What's new in Art, Architecture and Design
3-D MOTION, INDUSTRIAL-STYLE GLASS WALLS AND WINDOWS, AND UPGRADED BUTLER’S PANTRIES
Digital art is immersing itself in 3-D motion, industrial-style glass walls and windows are bringing luxury homes closer to nature, and butler’s pantries are getting an upgrade. Below, the latest trends in art, architecture, and design.
Works in 3-D motion design are literally taking the art world in a new direction, capturing the attention of collectors around the world, and animating a whole new generation of techy artists.
The special-effects images, displayed in public spaces, on big-city advertising billboards, or on social-media platforms, are meant to engage viewers.
Paying homage to the “I Heart New York” motto, Shane Fu, a New York City artist who has been creating digital 3-D motion design work for almost three years, once filled the streets of Manhattan with 3-D floating hearts. In St. Petersburg, Russia, Vadim Solovyov sent a school of enormous stingrays flying through the city’s skies and depicted a giant raccoon washing its paws in the city’s main river.
“My work often features abstract movements in a confined space,” says Fu, whose works have reached cities such as Shanghai and Sao Paulo, Brazil.
His Back Alley Recycling and Limerence, for instance, are digital creations superimposed on top of video footage that is disguised as public exhibits.
Los Angeles-based artist Laura Porat creates cartoonlike works that possess what she calls a “vinyl toy quality.”

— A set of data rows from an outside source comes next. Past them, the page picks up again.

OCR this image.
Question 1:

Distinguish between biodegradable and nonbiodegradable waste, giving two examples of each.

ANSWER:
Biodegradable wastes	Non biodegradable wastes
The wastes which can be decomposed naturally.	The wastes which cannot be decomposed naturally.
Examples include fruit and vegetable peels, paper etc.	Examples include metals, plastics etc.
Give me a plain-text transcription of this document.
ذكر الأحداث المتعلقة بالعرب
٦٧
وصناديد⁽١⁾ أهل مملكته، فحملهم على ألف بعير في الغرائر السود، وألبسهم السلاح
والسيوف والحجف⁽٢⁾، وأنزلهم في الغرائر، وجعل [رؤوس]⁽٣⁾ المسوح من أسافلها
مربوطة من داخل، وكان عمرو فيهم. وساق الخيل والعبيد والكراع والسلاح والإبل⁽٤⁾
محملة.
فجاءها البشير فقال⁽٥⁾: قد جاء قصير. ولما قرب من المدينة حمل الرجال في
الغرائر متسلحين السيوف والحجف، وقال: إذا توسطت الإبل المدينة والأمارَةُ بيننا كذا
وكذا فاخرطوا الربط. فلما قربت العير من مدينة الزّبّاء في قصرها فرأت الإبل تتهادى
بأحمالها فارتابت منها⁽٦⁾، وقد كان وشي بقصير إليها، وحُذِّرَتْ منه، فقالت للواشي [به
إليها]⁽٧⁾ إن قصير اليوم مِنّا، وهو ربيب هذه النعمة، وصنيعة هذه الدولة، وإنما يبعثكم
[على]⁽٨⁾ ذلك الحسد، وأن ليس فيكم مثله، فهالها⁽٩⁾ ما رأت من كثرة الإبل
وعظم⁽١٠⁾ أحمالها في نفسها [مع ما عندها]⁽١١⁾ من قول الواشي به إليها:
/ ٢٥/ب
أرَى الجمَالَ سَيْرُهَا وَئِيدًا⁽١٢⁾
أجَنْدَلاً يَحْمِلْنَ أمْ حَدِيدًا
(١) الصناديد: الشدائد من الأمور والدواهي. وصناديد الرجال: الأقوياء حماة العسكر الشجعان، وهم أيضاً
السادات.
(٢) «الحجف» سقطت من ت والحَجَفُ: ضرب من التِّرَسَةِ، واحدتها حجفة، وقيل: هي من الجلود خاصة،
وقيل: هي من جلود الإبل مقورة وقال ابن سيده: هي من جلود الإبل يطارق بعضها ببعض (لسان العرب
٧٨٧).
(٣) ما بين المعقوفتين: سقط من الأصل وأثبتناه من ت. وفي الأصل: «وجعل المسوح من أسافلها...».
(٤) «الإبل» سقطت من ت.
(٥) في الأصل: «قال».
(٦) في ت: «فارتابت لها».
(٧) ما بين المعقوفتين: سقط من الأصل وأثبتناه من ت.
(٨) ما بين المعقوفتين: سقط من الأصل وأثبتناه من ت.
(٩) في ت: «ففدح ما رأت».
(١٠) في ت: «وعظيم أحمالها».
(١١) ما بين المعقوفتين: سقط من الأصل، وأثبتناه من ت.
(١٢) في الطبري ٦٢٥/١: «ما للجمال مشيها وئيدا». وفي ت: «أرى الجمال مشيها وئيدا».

“A big trend in 3-D motion graphics is to create moody, photoreal, and atmospheric environments, while my art goes against the grain in that it’s incredibly stylized and fun and takes a lot from pop culture,” she says. “My primary influence is all the movies and TV shows that I watch, but I’m also inspired by everyday life; a lot of the characters I create are based on real people I’ve met.”
Artists are embracing 3-D motion design in large part because it is so accessible. “You no longer need a high-end computer to do 3-D,” Porat says.
Oversize 1920s industrial-style steel doors and triple-hung windows are used to create luxury residential spaces with unlimited architectural horizons.
For a 10,000-square-foot modern colonial in Los Angeles’ Brentwood Park, architect Bobby McAlpine encased the back and sides of the ground floor of the home in the factory-style glass.
“In the great room, the floor-to-ceiling glass doors that run the room’s length make the wall disappear so the outdoors pours in for entertaining,” says Meg Joannides, principal of Los Angeles-based MLK Studio, the interior design firm for the project. “They seem timeless and beautiful, and this house is not supermodern so they are appropriate for the style of the architecture.”
Plus, the window muntins (the vertical dividers that separate glass panes) are elegantly tapered and extremely thin to “give the distinct look of a modern detail” that retains a historic feel, she says.
In another new-construction home in Los Angeles that Joannides is working on, steel windows are being used as transparent room dividers to close the family room from the kitchen and the main hallway. “They disappear into pockets in the walls so you don’t feel boxed in,” she says.
She adds that the steel windows and doors “are a great look that never goes out of style–100 years later, we’re still using them.”
The butler’s pantry has been elevated to an elegant entertaining essential in luxury residences. “It is a buffer between the dining room and kitchen,” says Jennifer Gerakaris, a partner at Peter Pennoyer Architects. “They can be dressy or utilitarian but always reinforce the style of the house.”
Architect Tim Barber, whose eponymous firm is based in Los Angeles, says they are indispensable for large-scale living. “We use them as bars, dessert staging areas, for espresso and tea prep, even flower-arranging zones,” he says.
During the renovation of an early 20th-century stone and brick French Renaissance mansion, Peter Pennoyer Architects designed a butler’s pantry equipped with a German-silver sink, traditional cabinetry, storage spaces, and direct entry to an elevator. A custom service trolley, complete with its own compartment that serves as a docking station, facilitates serving.
For a new Southern Colonial Revival house he designed in Atherton, Calif., Barber wrapped the butler’s pantry in lacquered cabinetry that has old-glass doors, a mahogany countertop and lacquered brass hardware. It features a second dishwasher, an ice maker, beverage fridge drawers, a warming drawer, a liquor lockup, storage for serving pieces and table linens, and displays for stemware. The new pantries, he says, “salute the legacy of fictional butlers past.”